Быстро просматриваю телеграммы из резидентур. Как и следовало ожидать, еще не успела улечься пыль от событий последних дней, как сворой собак на Службу накинулись ее «доброжелатели» из соотечественников. Кое-кто из послов и торгпредов не сумел сразу почуять, куда подует ветер, они или проявили симпатию к сегодняшним «заговорщикам», или просто колебались. Сейчас они бросились замаливать грехи, но не прямо, не каяться, стоя на коленях, а испытанным многократно способом – доносами. Доносят на КГБ, требуют немедленного сокращения резидентур, жалуются на то, что люди из КГБ ввели, пытались ввести их в заблуждение и только проявленная принципиальность и приверженность его – посла или торгпреда – демократии не позволила сбить с толку коллектив. Посол в одном из восточноевропейских государств, старинный знакомый, так хорошо относился к Службе, а теперь многословно и возбужденно ее клеймит… Торгпред в латиноамериканской стране. Его должны были отозвать за воровство, теперь он в первых рядах «правдолюбцев». У него, естественно, много оснований не любить КГБ, он мечтает о новом обществе, где не будет органов безопасности и можно будет воровать без оглядки.
Неприятно, но не будем спешить. Доносительство было всегда неотъемлемой чертой российской политической и интеллектуальной жизни и, видимо, останется элементом «духовности», о которой сейчас так много и жарко говорят.
Телефоны молчат. Заходит с докладом Михаил Аркадьевич. Тонкая пачечка информационных телеграмм говорит только об одном: сегодня разведке сказать нечего, все это уже сказано газетами, телевидением, радио. Мы не можем и не должны соревноваться с ними. И даже если бы сейчас передо мной оказались какие-то совершенно исключительные сведения – кто их будет читать?
– Знаете, Михаил Аркадьевич, придется нарушить традицию. Сегодня информационные телеграммы из разведки не пойдут. Подготовьте задание резидентурам, только не циркуляр один для всех, а поконкретнее для каждой. Если поступит что-то интересное, доложите мне. Я буду в Центре.
Надо ехать на Лубянку, для того чтобы быть поближе к Кремлю и не опоздать к назначенному часу. Обстановка в городе может быть беспокойной, и будет просто глупо застрять где-то на улице.
Город абсолютно спокоен и обычен, нет ни толп, ни флагов, не видно возбужденных лиц. Толкучка у «Детского мира» живет своей жизнью, но вокруг памятника Дзержинскому на Лубянской площади тоже толпятся люди. Постамент памятника обезображен неряшливыми надписями, корявые буквы «Долой КГБ» и на фасадах наших зданий. Они меня раздражают, я думаю со злобой, что это, видимо, дело рук тех, кто раньше писал на заборах трехбуквенное ругательство и размалевывал стены общественных уборных, а теперь пошел в политику. Мысль несправедливая, но утешительная.

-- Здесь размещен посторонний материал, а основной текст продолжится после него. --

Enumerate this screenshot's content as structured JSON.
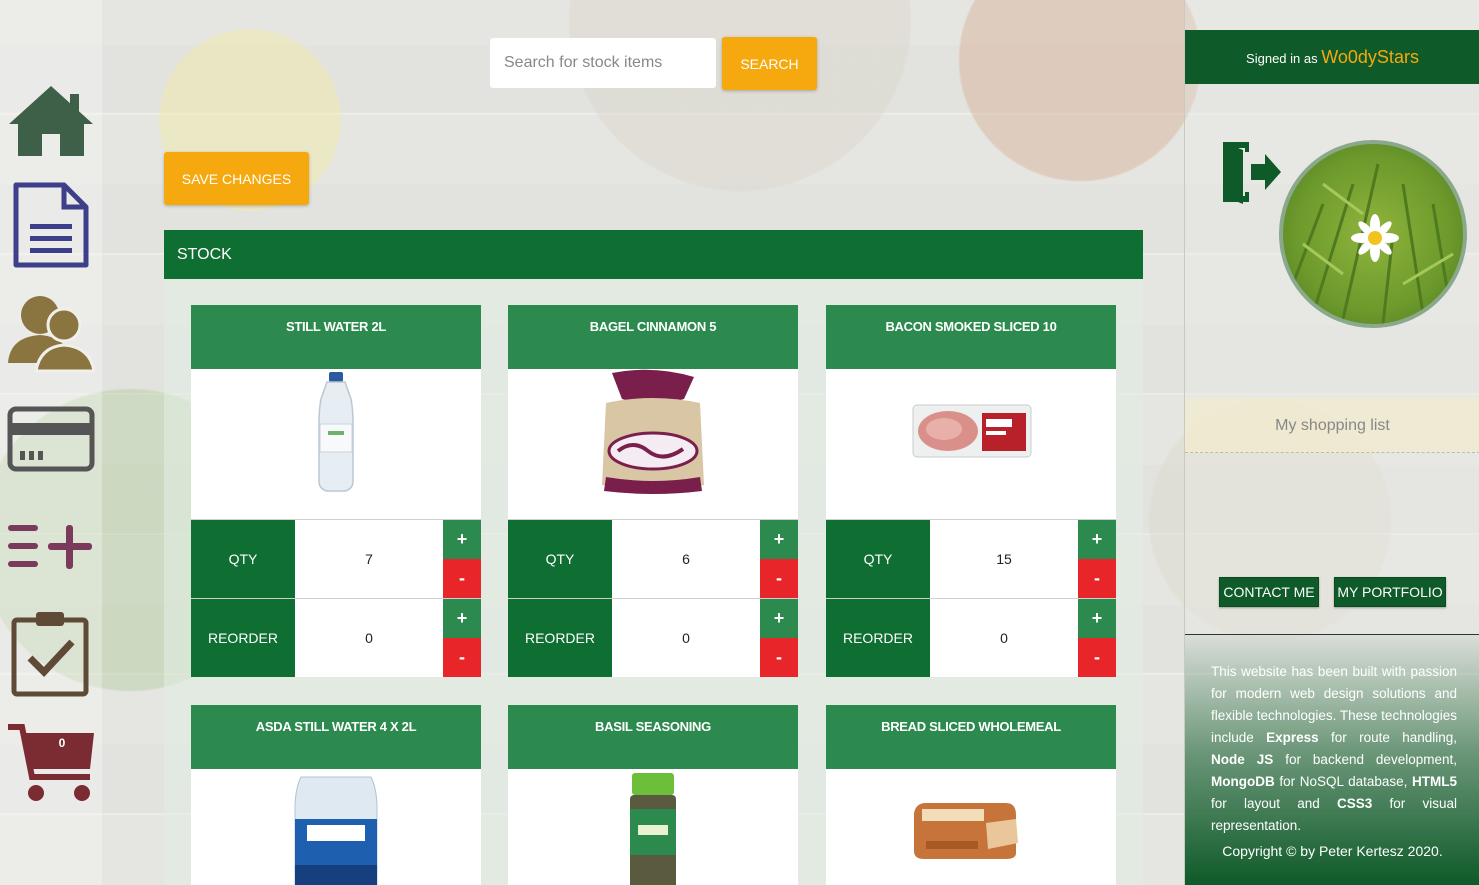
{
  "search": {
    "placeholder": "Search for stock items",
    "button_label": "SEARCH"
  },
  "actions": {
    "save_label": "SAVE CHANGES"
  },
  "stock": {
    "header": "STOCK",
    "qty_label": "QTY",
    "reorder_label": "REORDER",
    "plus_label": "+",
    "minus_label": "-",
    "items": [
      {
        "name": "STILL WATER 2L",
        "qty": "7",
        "reorder": "0",
        "image": "water-bottle"
      },
      {
        "name": "BAGEL CINNAMON 5",
        "qty": "6",
        "reorder": "0",
        "image": "bagel-bag"
      },
      {
        "name": "BACON SMOKED SLICED 10",
        "qty": "15",
        "reorder": "0",
        "image": "bacon-pack"
      },
      {
        "name": "ASDA STILL WATER 4 X 2L",
        "image": "water-multipack"
      },
      {
        "name": "BASIL SEASONING",
        "image": "basil-jar"
      },
      {
        "name": "BREAD SLICED WHOLEMEAL",
        "image": "bread-loaf"
      }
    ]
  },
  "nav": {
    "items": [
      "home-icon",
      "document-icon",
      "users-icon",
      "card-icon",
      "add-list-icon",
      "clipboard-check-icon",
      "cart-icon"
    ],
    "cart_count": "0"
  },
  "user": {
    "signed_in_prefix": "Signed in as",
    "username": "Wo0dyStars"
  },
  "sidebar": {
    "shopping_list_label": "My shopping list",
    "contact_label": "CONTACT ME",
    "portfolio_label": "MY PORTFOLIO"
  },
  "footer": {
    "t1": "This website has been built with passion for modern web design solutions and flexible technologies. These technologies include",
    "t2": "Express",
    "t3": "for route handling,",
    "t4": "Node JS",
    "t5": "for backend development,",
    "t6": "MongoDB",
    "t7": "for NoSQL database,",
    "t8": "HTML5",
    "t9": "for layout and",
    "t10": "CSS3",
    "t11": "for visual representation.",
    "copyright": "Copyright © by Peter Kertesz 2020."
  },
  "colors": {
    "brand_green": "#0f6e32",
    "card_green": "#2d8a4e",
    "accent_orange": "#f5a90f",
    "danger_red": "#e8262a"
  }
}
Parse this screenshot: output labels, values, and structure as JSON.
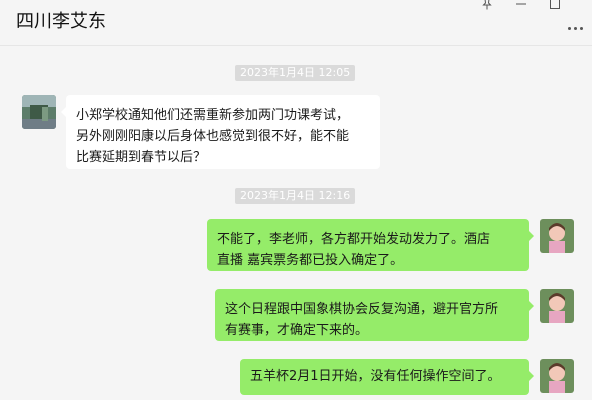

На Лубянке срочно созывает коллегию Грушко, после ареста Крючкова оставшийся старшим должностным лицом комитета. Происходит новый для нас, но столь обычный в России ритуал коллективного посыпания головы пеплом, публичного, а следовательно, неискреннего покаяния. Коллегия принимает заявление с осуждением провалившегося заговора, и неожиданно возникает спор по поводу употребленного в проекте выражения «честь комитета замарана…». Кто-то предлагает написать «запачкана честь…», а еще лучше – «на комитет ложится пятно». Это напоминает сцену из романа Кафки, заседания партийного съезда или Верховного Совета. Состояние всеобщего уныния, единственная невысказанная мысль: «Ну, влипли!» Все дружно ругают вчерашнего шефа, который подставил всех нас таким глупым образом.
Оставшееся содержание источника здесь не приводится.